異世界転移した先でマコモ湯を勧められた件について
「勇者よ、ここに至るまでの試練よくぞ耐えた。あとは聖人マコモの祝福を施すのみよ」
…思えば勇者召喚とかいうもので転移してから幾年かが経った。
最初は誘拐同然で帰ることができないと酷く癇癪を起こしたものだ。
「ええ司教様、今まで御導きいただき感謝の念に堪えません。ここから私の旅は始まるのですね」
だが、実際は死の間際にいる人間を転移させているらしい。
更には才無き者は金銭と身分を与えて放逐することも。
当時のことはあまり覚えていないが、転移した直後のオレは酷く泥酔していたと聞く。
それを知ってからはこの世界に感謝し、酒を断ち試練を愚直に耐えて修業に打ち込んできた。
「辛く険しい旅路になるであろう。なにせ先代は都を出てすぐに根を上げたものだからな」
試練はそれはもう辛かった。
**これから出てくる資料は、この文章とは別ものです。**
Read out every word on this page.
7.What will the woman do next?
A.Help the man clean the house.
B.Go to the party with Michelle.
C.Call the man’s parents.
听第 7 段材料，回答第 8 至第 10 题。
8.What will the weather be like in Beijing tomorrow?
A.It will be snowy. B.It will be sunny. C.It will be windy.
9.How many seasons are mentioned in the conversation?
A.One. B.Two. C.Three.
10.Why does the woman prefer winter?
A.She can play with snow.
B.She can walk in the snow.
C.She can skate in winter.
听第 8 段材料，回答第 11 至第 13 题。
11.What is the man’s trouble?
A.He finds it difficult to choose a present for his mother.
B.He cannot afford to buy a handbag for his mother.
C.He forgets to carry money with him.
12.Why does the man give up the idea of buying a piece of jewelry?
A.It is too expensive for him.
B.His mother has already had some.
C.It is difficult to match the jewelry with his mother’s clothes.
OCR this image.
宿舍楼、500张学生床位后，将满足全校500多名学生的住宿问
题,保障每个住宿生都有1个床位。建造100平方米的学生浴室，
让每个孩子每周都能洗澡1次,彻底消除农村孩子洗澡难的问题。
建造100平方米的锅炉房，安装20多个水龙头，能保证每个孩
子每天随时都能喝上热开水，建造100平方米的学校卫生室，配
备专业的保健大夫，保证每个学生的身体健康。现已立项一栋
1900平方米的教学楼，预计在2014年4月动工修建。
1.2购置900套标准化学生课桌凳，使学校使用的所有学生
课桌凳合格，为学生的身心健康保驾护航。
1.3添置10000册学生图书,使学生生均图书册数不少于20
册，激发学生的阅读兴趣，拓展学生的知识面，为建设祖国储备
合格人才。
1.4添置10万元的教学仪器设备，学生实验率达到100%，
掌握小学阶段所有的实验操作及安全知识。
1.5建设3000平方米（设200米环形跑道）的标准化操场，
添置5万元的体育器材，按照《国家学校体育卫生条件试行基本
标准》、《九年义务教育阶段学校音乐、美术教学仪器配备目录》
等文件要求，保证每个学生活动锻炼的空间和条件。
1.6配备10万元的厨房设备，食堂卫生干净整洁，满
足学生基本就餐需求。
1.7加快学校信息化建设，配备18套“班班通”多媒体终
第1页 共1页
まずはこの世界の文字を学ぶことから始まった。
幸いなことに勇者召喚の効果なのか文字や会話を解することはできた。
だが文字を書くことには適用されず、これが魔法陣を描くことにも関わってくるというのだから大変だ。
「不向きあろう試練にもた耐えた汝ならば、きっと魔王討伐をやり遂げるであろう」
それが終わったら今度は教会で扱う古代言語の学習だった。
これは貴族でも早々学ぶことはない癖に特に魔法だとかの役に立つことはないものであり、何度抜け出そうとしたことか。
正直禁酒を断念するところだった。
「祝福はマコモ様の遺灰を注いだ湯で沐浴することで完了とする」
反面、肉体面での修業は苦ではなかったように思う。
修業と言っても精々草むしりなどの雑務ばかりで……ん、遺灰?
「この神聖なるマコモ湯に―――」
オレは即座に逃げ出した。
逃げ出そうとしたが魔法で捕えられてしまった。
「離せ!そんなうんこみてぇな色の湯に浸かるなんて正気じゃねぇよ!」
「戯言を!マコモ様の神聖なるぱぅわーで浄化されておるから600年間湯を替えていないんじゃぞ!」
「きったな!?先代はどうしたんだよ!」
「先代勇者は身体が弱くてのぉ、出立するときには既に魔王の呪いで全身水疱まみれだったんじゃよ…」
「それみたことか!」
「ちなみに先代は巨乳のないすばでぃ―――」
オレは即座に湯船に浸かった。
どうやら神聖なるぱぅわーという話は本当だったようだ。
歴代最長の潜水記録をもったオレは最強の力を得たらしく、あっさりと魔王を屠ってしまった。
凱旋時、魔王のかけた最後の呪いで勇者の顔はヒキガエルの様に醜い顔だったと民衆は語る。
しかし巨乳のないすばでぃな美女を嫁に迎えて末永く幸せに暮らしましたとさ。